The United States is the leading natural gas producer in the world. Shale has virtually eliminated our need for gas imports and continues to produce well; in fact, very well in the Delaware and Eagle Ford Basin. The Bakken is seeing improvement and the Niobrara region continues to perform well in the Denver Basin after two years of falling production. In our last issue we profiled Louisiana’s oil and gas market. The Haynesville Basin in northwest Louisiana continues to outshine the southern inland water and offshore oil and gas market.

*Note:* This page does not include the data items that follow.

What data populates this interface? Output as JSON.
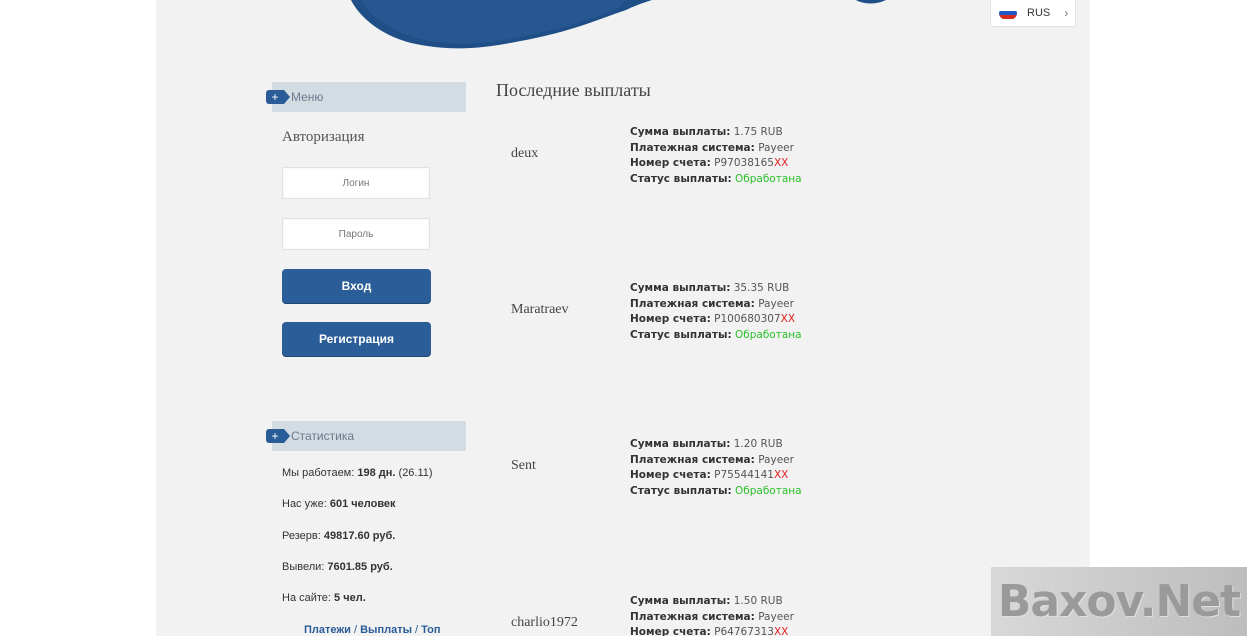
{
  "language": {
    "label": "RUS",
    "flag_colors": [
      "#ffffff",
      "#1c57c4",
      "#d52b1e"
    ]
  },
  "sidebar": {
    "menu_title": "Меню",
    "auth_title": "Авторизация",
    "login_placeholder": "Логин",
    "password_placeholder": "Пароль",
    "login_button": "Вход",
    "register_button": "Регистрация",
    "stats_title": "Статистика",
    "stats": {
      "working_label": "Мы работаем: ",
      "working_value": "198 дн.",
      "working_date": " (26.11)",
      "users_label": "Нас уже: ",
      "users_value": "601 человек",
      "reserve_label": "Резерв: ",
      "reserve_value": "49817.60 руб.",
      "withdrawn_label": "Вывели: ",
      "withdrawn_value": "7601.85 руб.",
      "online_label": "На сайте: ",
      "online_value": "5 чел."
    },
    "links": [
      "Платежи",
      "Выплаты",
      "Топ"
    ],
    "link_separator": " / "
  },
  "main": {
    "title": "Последние выплаты",
    "labels": {
      "amount": "Сумма выплаты:",
      "system": "Платежная система:",
      "account": "Номер счета:",
      "status": "Статус выплаты:"
    },
    "payouts": [
      {
        "user": "deux",
        "amount": "1.75 RUB",
        "system": "Payeer",
        "account": "P97038165",
        "masked": "XX",
        "status": "Обработана"
      },
      {
        "user": "Maratraev",
        "amount": "35.35 RUB",
        "system": "Payeer",
        "account": "P100680307",
        "masked": "XX",
        "status": "Обработана"
      },
      {
        "user": "Sent",
        "amount": "1.20 RUB",
        "system": "Payeer",
        "account": "P75544141",
        "masked": "XX",
        "status": "Обработана"
      },
      {
        "user": "charlio1972",
        "amount": "1.50 RUB",
        "system": "Payeer",
        "account": "P64767313",
        "masked": "XX",
        "status": ""
      }
    ]
  },
  "watermark": "Baxov.Net",
  "colors": {
    "brand_blue": "#2b5d98",
    "status_ok": "#2bbf2b",
    "mask_red": "#e02020",
    "side_header": "#d3dbe3"
  }
}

The feature in this issue dives into subsea technology, and while onshore producers are doing well, what about offshore E&P and its long-term future in the U.S.? Deepwater GOM producers have more financial, development and operating challenges to overcome than their onshore counterparts. The capital involved to explore, produce and operate an offshore well is significantly more than shale. Over the last few years of lower crude prices, offshore producers were forced to cancel projects and reduce their workforce to survive. Now, most offshore operators are minimizing their investment in new fields and instead investing in existing producing assets or brownfields. They have determined that enhanced oil recovery technology is a better investment than risking large capital outlays into deepwater exploration that can take years to bring online and recoup investment. As a result, the Gulf of Mexico has seen a decline in new producing fields, which in turn decreases growth for the entire oilfield equipment industry that relies on the GOM region for revenue. For now, oilfield service companies are relying on the scarce brownfield expansions to survive.
A bright spot for future offshore development is the announcement by President Trump to open up oil and gas exploration in the Atlantic and Pacific continental shelves. If the plan proposed by the Trump administration survives court challenges, which are expected, we could see the first offshore lease go on sale in 2020.